Consultation on specialised vascular services in West Yorkshire  

This consultation is now closed.

NHS England and Improvement’s Regional Commissioning Committee for North East and Yorkshire has met to consider the West Yorkshire consultation feedback report on specialised vascular services.

This decision-making committee has approved proposals to have two specialised vascular centres instead of three in West Yorkshire, one at Leeds General Infirmary due to its status as a major trauma centre and the other at Bradford Royal Infirmary due to its co-location with renal care.

Calderdale and Huddersfield NHS Foundation Trust will continue to provide vascular day-case surgery, diagnostics, outpatient appointments and rehabilitation services.

However, given the current context and with the NHS prioritising its work to respond to COVID-19, no large-scale service movement will be undertaken whilst responding to the immediate COVID crisis.

NHS England and NHS Improvement will inform patients and wider health system stakeholders when it is in a position to move forward with this work.

The consultation received more than 380 responses from vascular patients and carers, staff, members of the public and organisations with an interest in the proposals. NHS England and NHS Improvement would like to take this opportunity to thank all those that provided feedback and participated in the process.

You access a copy of the consultation feedback report and the NHS England and Improvement response here.

Background

NHS England Yorkshire and Humber region asked patients and the public for their views on proposals for the future of specialised vascular services in West Yorkshire.

Vascular services reconstruct, unblock or bypass arteries and are often one-off specialist procedures to reduce the risk of sudden death or amputation and prevent stroke.

Currently the specialised vascular services in West Yorkshire are delivered from three centres – Leeds General Infirmary, Bradford Royal Infirmary and Huddersfield Royal Infirmary. Based on a need to reduce the number of specialised vascular centres from three to two identified by Yorkshire and The Humber Clinical Senate, the proposed recommendation consulted on was that those centres should be at Leeds General Infirmary due to its status as a major trauma centre, and Bradford Royal Infirmary due to its co-location with renal care. The proposals could result in all specialised vascular surgery that requires an overnight hospital stay being transferred from Huddersfield Royal Infirmary to Bradford Royal Infirmary, which would potentially affect up to 800 patients a year.

The majority of patients would continue to access vascular day-case surgery, diagnostics, outpatient appointments and rehabilitation services in local hospitals throughout West Yorkshire.

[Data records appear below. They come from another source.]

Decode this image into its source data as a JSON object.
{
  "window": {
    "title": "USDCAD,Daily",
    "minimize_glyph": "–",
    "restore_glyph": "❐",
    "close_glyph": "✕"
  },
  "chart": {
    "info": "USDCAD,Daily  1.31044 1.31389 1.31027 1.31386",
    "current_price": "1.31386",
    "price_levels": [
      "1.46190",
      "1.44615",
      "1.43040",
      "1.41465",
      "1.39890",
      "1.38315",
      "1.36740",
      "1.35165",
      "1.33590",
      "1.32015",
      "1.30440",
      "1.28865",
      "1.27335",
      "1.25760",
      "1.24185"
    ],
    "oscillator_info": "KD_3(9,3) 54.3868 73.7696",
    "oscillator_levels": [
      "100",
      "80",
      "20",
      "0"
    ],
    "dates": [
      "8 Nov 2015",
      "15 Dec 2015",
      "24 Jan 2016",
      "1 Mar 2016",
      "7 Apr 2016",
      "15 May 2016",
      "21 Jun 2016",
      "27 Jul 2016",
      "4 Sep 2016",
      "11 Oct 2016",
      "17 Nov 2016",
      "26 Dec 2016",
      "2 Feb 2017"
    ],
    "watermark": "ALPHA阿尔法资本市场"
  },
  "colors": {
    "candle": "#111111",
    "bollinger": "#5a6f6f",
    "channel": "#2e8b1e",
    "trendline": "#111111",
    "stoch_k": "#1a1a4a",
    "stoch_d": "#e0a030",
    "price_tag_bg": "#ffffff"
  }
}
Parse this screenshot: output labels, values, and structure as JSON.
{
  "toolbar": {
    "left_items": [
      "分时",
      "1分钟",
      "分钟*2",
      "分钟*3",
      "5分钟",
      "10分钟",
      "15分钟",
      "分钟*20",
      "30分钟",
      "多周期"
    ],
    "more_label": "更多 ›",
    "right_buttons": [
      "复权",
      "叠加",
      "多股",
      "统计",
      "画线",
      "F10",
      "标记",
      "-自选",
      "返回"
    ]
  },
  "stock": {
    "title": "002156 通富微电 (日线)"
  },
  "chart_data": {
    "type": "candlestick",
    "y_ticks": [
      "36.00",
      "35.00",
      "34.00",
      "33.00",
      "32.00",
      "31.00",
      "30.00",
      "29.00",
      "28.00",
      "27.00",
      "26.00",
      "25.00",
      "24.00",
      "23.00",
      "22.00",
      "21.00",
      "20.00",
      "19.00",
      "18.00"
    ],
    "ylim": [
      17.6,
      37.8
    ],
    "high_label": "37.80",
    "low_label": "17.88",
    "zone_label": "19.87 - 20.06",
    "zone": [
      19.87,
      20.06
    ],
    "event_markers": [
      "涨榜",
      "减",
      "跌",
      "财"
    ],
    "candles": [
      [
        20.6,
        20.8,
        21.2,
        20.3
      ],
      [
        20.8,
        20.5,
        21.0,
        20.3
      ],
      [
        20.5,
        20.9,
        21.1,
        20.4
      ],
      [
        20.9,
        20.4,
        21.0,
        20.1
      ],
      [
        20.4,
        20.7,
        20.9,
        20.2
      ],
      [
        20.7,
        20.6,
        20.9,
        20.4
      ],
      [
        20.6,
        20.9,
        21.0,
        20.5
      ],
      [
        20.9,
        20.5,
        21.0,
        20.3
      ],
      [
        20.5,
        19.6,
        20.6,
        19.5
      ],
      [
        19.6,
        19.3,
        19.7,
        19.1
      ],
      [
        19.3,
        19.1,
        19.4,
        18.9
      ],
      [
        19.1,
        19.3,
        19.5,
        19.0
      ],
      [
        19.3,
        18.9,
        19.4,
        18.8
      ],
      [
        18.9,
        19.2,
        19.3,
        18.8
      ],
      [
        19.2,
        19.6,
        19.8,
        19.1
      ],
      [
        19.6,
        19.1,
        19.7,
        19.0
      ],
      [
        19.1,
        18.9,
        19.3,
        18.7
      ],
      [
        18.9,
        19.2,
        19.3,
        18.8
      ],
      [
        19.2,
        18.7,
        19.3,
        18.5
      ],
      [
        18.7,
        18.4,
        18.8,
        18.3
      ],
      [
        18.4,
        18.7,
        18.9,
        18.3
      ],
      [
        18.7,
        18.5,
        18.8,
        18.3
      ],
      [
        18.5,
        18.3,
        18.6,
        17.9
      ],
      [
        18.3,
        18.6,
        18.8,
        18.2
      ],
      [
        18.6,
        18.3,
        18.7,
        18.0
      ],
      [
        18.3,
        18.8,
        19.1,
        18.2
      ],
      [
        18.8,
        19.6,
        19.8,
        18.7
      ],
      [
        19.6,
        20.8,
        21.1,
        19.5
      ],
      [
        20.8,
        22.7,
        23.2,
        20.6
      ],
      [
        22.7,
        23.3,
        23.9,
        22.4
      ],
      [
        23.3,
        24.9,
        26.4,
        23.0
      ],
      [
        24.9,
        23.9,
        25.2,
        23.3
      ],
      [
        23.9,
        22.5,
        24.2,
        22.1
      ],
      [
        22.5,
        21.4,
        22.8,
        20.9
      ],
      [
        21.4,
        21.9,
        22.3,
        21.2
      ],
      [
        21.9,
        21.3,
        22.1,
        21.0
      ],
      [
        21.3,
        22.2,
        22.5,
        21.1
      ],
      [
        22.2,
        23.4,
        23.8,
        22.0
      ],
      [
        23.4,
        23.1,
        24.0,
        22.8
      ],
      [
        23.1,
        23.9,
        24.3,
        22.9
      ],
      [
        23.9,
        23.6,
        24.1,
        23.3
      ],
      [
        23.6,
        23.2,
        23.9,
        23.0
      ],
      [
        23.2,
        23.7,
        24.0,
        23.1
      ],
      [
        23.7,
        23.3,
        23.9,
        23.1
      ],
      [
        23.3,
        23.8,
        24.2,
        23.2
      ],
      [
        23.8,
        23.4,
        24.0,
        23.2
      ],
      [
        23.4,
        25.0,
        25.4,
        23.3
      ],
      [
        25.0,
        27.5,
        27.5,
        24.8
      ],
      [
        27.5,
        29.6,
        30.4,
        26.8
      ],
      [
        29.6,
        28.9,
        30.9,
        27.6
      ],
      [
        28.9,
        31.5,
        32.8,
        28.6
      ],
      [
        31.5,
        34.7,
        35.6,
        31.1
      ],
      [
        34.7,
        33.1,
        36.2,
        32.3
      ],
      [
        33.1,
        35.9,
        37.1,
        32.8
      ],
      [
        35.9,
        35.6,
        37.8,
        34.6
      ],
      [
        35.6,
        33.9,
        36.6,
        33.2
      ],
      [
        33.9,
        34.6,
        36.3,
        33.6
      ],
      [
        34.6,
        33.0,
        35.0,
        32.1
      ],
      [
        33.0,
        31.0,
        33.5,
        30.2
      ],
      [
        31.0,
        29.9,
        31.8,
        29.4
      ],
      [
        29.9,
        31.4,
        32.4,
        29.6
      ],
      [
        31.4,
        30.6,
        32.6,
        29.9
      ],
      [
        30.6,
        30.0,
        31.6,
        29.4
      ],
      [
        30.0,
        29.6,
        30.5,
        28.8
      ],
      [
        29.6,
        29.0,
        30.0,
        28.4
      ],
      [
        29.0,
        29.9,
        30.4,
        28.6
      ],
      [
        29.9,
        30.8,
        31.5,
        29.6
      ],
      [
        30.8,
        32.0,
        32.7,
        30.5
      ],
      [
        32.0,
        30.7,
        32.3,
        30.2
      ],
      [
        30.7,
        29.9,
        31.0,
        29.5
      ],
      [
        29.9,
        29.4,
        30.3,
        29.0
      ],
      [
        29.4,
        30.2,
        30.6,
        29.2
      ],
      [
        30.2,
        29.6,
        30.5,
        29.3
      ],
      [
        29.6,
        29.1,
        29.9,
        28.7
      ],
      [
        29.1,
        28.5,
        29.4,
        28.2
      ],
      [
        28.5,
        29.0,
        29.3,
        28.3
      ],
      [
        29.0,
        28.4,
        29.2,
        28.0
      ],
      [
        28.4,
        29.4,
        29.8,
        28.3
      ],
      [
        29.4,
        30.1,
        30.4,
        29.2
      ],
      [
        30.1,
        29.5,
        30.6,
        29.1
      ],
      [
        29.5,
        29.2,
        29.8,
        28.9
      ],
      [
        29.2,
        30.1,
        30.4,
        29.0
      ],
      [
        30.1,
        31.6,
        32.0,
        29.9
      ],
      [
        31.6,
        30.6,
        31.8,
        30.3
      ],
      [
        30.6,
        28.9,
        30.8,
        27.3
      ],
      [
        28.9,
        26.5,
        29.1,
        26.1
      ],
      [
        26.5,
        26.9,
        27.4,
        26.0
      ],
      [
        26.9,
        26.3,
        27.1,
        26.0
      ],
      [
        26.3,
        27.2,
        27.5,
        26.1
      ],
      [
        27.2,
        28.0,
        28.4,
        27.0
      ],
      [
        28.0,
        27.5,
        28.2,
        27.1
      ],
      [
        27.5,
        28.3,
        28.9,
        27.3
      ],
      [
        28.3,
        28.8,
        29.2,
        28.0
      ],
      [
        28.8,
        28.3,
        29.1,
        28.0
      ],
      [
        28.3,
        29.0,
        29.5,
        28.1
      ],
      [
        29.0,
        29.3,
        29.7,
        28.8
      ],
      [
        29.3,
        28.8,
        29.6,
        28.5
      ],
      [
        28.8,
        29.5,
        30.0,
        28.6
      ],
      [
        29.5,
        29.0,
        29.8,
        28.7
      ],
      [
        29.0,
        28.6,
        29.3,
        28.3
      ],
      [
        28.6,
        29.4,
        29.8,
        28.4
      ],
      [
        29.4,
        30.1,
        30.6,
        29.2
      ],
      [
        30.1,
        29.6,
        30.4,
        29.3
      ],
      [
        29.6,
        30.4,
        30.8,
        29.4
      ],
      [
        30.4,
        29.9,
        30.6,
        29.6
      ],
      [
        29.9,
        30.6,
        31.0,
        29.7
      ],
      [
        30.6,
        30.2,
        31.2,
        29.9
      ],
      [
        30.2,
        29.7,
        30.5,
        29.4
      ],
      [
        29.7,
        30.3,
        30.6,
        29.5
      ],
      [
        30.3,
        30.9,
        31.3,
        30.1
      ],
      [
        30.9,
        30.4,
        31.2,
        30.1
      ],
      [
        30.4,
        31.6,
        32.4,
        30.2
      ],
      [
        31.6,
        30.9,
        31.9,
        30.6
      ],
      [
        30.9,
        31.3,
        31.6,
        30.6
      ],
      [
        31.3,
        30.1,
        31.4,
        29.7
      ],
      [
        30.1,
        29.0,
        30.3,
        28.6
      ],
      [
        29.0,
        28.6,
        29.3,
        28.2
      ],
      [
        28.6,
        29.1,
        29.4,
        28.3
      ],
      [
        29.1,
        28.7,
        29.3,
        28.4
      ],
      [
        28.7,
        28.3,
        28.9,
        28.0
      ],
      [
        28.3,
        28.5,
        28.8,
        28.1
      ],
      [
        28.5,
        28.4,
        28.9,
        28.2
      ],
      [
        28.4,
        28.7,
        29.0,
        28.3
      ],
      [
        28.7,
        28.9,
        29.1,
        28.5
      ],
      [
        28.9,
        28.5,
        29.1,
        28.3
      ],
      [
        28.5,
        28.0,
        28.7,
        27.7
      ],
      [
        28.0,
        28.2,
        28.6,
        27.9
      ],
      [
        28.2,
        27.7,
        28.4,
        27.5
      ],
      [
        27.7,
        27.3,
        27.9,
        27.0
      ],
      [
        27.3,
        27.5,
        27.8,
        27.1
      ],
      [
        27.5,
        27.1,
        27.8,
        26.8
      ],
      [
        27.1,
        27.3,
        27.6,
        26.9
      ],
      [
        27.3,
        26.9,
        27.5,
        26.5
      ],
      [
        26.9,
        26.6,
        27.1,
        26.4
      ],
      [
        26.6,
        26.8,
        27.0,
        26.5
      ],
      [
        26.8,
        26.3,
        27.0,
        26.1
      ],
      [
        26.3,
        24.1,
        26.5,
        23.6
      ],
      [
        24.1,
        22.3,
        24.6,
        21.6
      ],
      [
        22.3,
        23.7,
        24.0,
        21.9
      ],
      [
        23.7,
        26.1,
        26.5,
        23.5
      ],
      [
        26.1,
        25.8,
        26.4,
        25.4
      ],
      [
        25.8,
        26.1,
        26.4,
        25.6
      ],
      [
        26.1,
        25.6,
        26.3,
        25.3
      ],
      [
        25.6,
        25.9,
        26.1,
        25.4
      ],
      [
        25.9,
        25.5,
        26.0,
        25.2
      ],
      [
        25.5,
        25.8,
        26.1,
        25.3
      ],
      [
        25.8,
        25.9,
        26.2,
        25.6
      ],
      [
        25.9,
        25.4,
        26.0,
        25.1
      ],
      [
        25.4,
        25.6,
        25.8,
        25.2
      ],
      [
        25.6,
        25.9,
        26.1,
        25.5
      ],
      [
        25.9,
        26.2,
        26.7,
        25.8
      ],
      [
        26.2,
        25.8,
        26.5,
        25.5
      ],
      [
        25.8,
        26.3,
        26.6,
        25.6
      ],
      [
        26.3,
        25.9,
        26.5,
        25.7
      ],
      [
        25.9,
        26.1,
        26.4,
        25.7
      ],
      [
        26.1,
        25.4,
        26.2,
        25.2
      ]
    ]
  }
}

There were three main reasons for the recommended change to services set out as part of the consultation:

  • Specialised vascular centres must be able to deliver a safe and sustainable service to comply with NHS England’s national service specification.
  • There are significant staffing pressures at both the Bradford and Huddersfield centres, and while teams are working very hard to maintain good patient outcomes and deliver the appropriate volume of activity for specialised vascular procedures, the service cannot continue in its current form.
  • Calderdale and Huddersfield NHS Foundation Trust and Bradford Teaching Hospitals NHS Foundation Trust currently run a shared out of hours on-call rota for emergency vascular services between the two sites, which is not supported as an acceptable or long-term solution by NHS England or Yorkshire and The Humber Clinical Senate.

Download a copy of the public consultation document here.

To request a copy of the consultation on the future of specialised vascular services in West Yorkshire to be sent to you by post, please email england.WYVfeedback@nhs.net or telephone 0113 8251536.

Six events in the local community took place for members of the public and patients to attend. They provided an opportunity for clinical leaders to explain the proposals.

This consultation, run by NHS England specialised commissioning working with the acute trusts through West Yorkshire Association of Acute Trusts, ran from 29 August 2018 until 17 January 2020.